Он чуть помолчал, словно давая время своему учителю осознать открывающиеся возможности, а затем добавил, сбавив восторженный тон:
— Ну а не пройдем — назад вернемся. Ну, потеряем дней шесть-восемь. И тогда уже думать будем, как с откупом справиться.
Кузнец снова покачал головой, но Вотша видел — его слова зажгли мастера.
А на следующее утро Вагат сам приказал:
— Собираемся, Бамбарак, попробуем в Улаб пробиться!
Сборы заняли не очень много времени, поскольку товар у кузнеца уже был подобран и сложен в короба. Главное — правильно разместить все это на лошади. В путь они отправились еще до полудня, так что к вечеру были уже в Четаме. Старый Барык все еще находился в доме своей дочери, но уже завтрашним утром собирался назад в Улаб.
Когда уже в сумерках Вагат и Вотша ввалились в дом, где гостил Барык, старик, сидевший за столом и прихлебывавший травяной настой с медом, сморщил лицо и, не дожидаясь вопроса, проворчал:
— Я никого с собой не возьму! На этом перевале самому бы разобраться, куда ногу поставить, а еще за кем-то следить — глаз не хватит.
— Так, значит, отец, перевал действительно завалило?! — разочарованно протянул Вагат.
— Завалило?.. — Старик поставил чашку на стол. — Да там ни одного камня старого не осталось — лавина сошла да легла так, что до сих пор все ходуном ходит! Вот по весне вода талая пойдет, осыпь промоет, камни уложит, прижмет, тогда, может быть, и перевал откроется.
Старик снова было взялся за чашку, но тут подал голос Вотша:
— Дядя Барык, но сам-то ты прошел. Может быть, и мы попробуем?!

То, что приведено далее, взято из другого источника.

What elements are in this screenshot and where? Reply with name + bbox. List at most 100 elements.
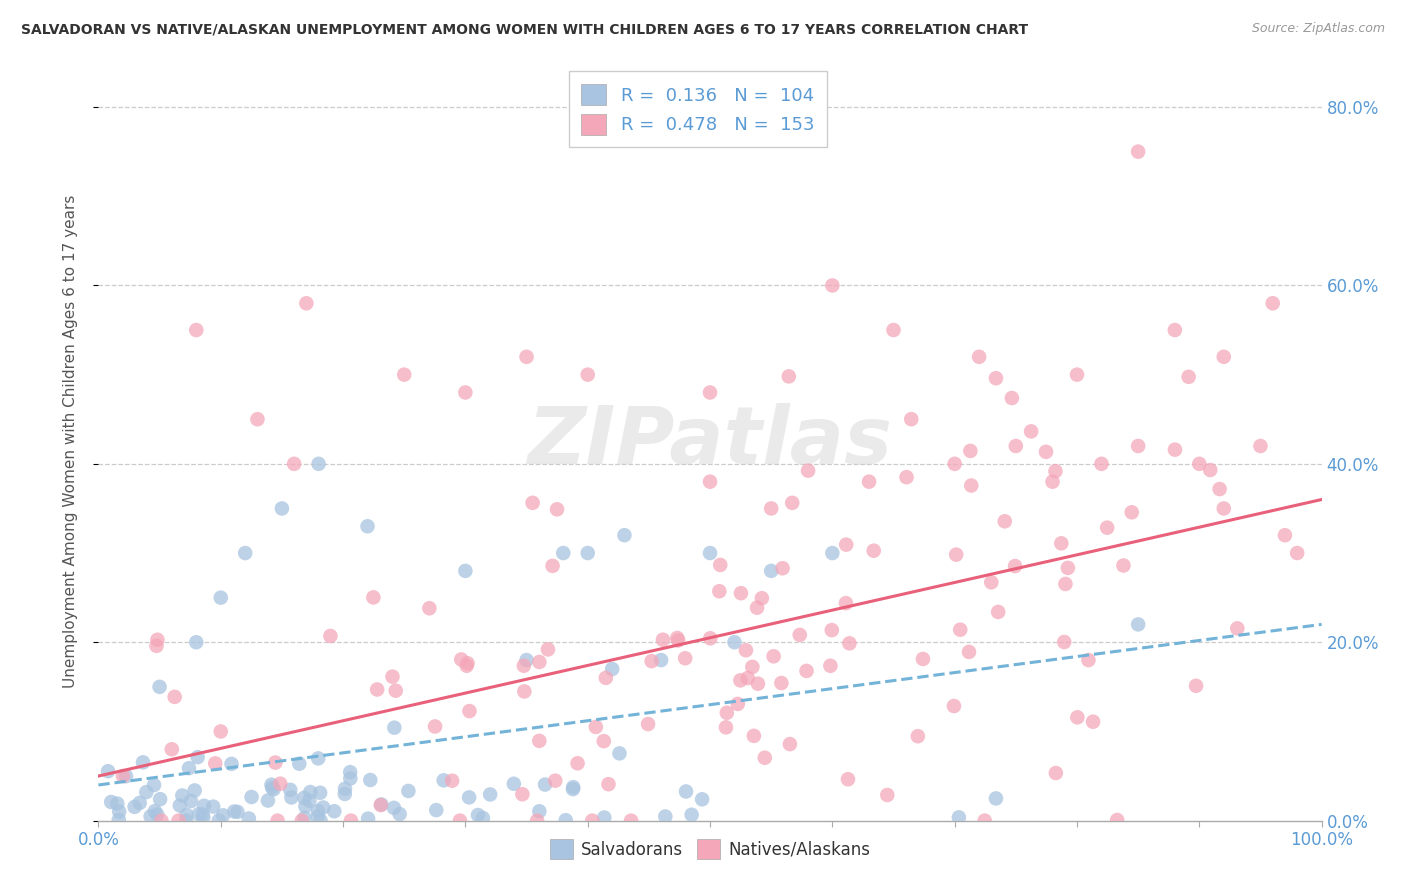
Point xyxy=(699,385,721,400)
Point xyxy=(388,807,411,822)
Point xyxy=(1261,296,1284,310)
Point xyxy=(280,790,302,805)
Point xyxy=(191,807,214,822)
Point xyxy=(458,790,481,805)
Point xyxy=(554,814,576,828)
Point xyxy=(994,514,1017,528)
Point xyxy=(1035,445,1057,459)
Point xyxy=(598,777,620,791)
Point xyxy=(132,756,155,770)
Point xyxy=(727,697,749,711)
Text: Source: ZipAtlas.com: Source: ZipAtlas.com xyxy=(1251,22,1385,36)
Point xyxy=(513,658,536,673)
Point xyxy=(356,519,378,533)
Point xyxy=(984,791,1007,805)
Point xyxy=(1004,439,1026,453)
Point xyxy=(257,793,280,807)
Point xyxy=(699,475,721,489)
Point xyxy=(546,502,568,516)
Point xyxy=(973,814,995,828)
Point xyxy=(1212,350,1234,364)
Y-axis label: Unemployment Among Women with Children Ages 6 to 17 years: Unemployment Among Women with Children A… xyxy=(63,194,77,689)
Point xyxy=(544,773,567,788)
Point xyxy=(150,814,173,828)
Point xyxy=(299,785,322,799)
Point xyxy=(333,787,356,801)
Point xyxy=(515,350,537,364)
Point xyxy=(948,810,970,824)
Point xyxy=(202,799,225,814)
Point xyxy=(323,804,346,818)
Point xyxy=(741,660,763,674)
Point xyxy=(576,546,599,560)
Point xyxy=(541,558,564,573)
Point xyxy=(1095,521,1118,535)
Point xyxy=(567,756,589,771)
Point xyxy=(1019,425,1042,439)
Point xyxy=(384,683,406,698)
Point xyxy=(454,385,477,400)
Point xyxy=(673,651,696,665)
Point xyxy=(266,814,288,828)
Point xyxy=(1164,442,1187,457)
Point xyxy=(1185,679,1208,693)
Point xyxy=(307,751,329,765)
Point xyxy=(143,778,166,792)
Point xyxy=(172,789,194,803)
Point xyxy=(943,457,966,471)
Point xyxy=(183,783,205,797)
Point xyxy=(456,658,478,673)
Point xyxy=(835,538,858,552)
Point xyxy=(260,778,283,792)
Point xyxy=(221,756,243,771)
Point xyxy=(515,653,537,667)
Point xyxy=(100,795,122,809)
Point xyxy=(1188,457,1211,471)
Point xyxy=(1045,766,1067,780)
Point xyxy=(392,368,416,382)
Point xyxy=(654,809,676,823)
Point xyxy=(1286,546,1309,560)
Point xyxy=(176,808,198,822)
Point xyxy=(709,584,731,599)
Point xyxy=(761,501,783,516)
Point xyxy=(980,575,1002,590)
Point xyxy=(339,772,361,786)
Point xyxy=(1128,617,1150,632)
Point xyxy=(307,804,329,818)
Point xyxy=(862,543,884,558)
Point xyxy=(537,642,560,657)
Point xyxy=(309,786,332,800)
Point xyxy=(595,671,617,685)
Point xyxy=(745,600,768,615)
Point xyxy=(177,761,200,775)
Point xyxy=(458,704,481,718)
Point xyxy=(907,729,929,743)
Point xyxy=(562,782,585,797)
Point xyxy=(821,546,844,560)
Point xyxy=(479,788,502,802)
Point xyxy=(883,323,905,337)
Point xyxy=(1045,464,1067,478)
Point xyxy=(288,756,311,771)
Point xyxy=(263,782,285,797)
Point xyxy=(1177,369,1199,384)
Point xyxy=(838,636,860,650)
Point xyxy=(381,670,404,684)
Point xyxy=(797,464,820,478)
Point xyxy=(699,546,721,560)
Point xyxy=(637,717,659,731)
Point xyxy=(467,808,489,822)
Point xyxy=(233,546,256,560)
Point xyxy=(522,496,544,510)
Point xyxy=(187,807,209,822)
Point xyxy=(967,350,990,364)
Point xyxy=(1053,635,1076,649)
Point xyxy=(1042,475,1064,489)
Point xyxy=(512,787,534,801)
Point xyxy=(319,629,342,643)
Point xyxy=(1054,577,1077,591)
Point xyxy=(146,807,169,822)
Text: ZIPatlas: ZIPatlas xyxy=(527,402,893,481)
Point xyxy=(363,591,385,605)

Старик вгляделся в высокую фигуру изверга и вдруг улыбнулся:
— А-а-а, это ты, белоголовый?! Ну, как тебе в Уругуме живется?!
— Очень хорошо, дядя Барык, но для полного удовольствия мне бы в Улаб попасть надо!
Старик покачал головой и тяжело вздохнул.
— Я же тебе говорю, лавина только что сошла, свежая осыпь перевал покрывает, чуть не туда ногу поставишь — и все, вниз понесет! Или тебе голова не дорога?!
— Голова дорога, дядя Барык, — снова вмешался в разговор Вагат. — Потому-то и в Улаб нам надо. Сам знаешь, весной откуп вносить, многоликие ждать не будут. А если мы сейчас свой товар обменщикам не сдадим, откупа нам не собрать. Вот тогда головы не только мы сложим!
— Ну, соседи помогут, — не слишком уверенно проговорил старый изверг. — Наверняка камешков-то за лето подсобрали!
Вагат отрицательно покачал головой:
— Мало камней, отец, очень мало, весь Уругум на нашу работу рассчитывает. Вот если оружие да литье пристроим, тогда всему айлу можно будет жить спокойно.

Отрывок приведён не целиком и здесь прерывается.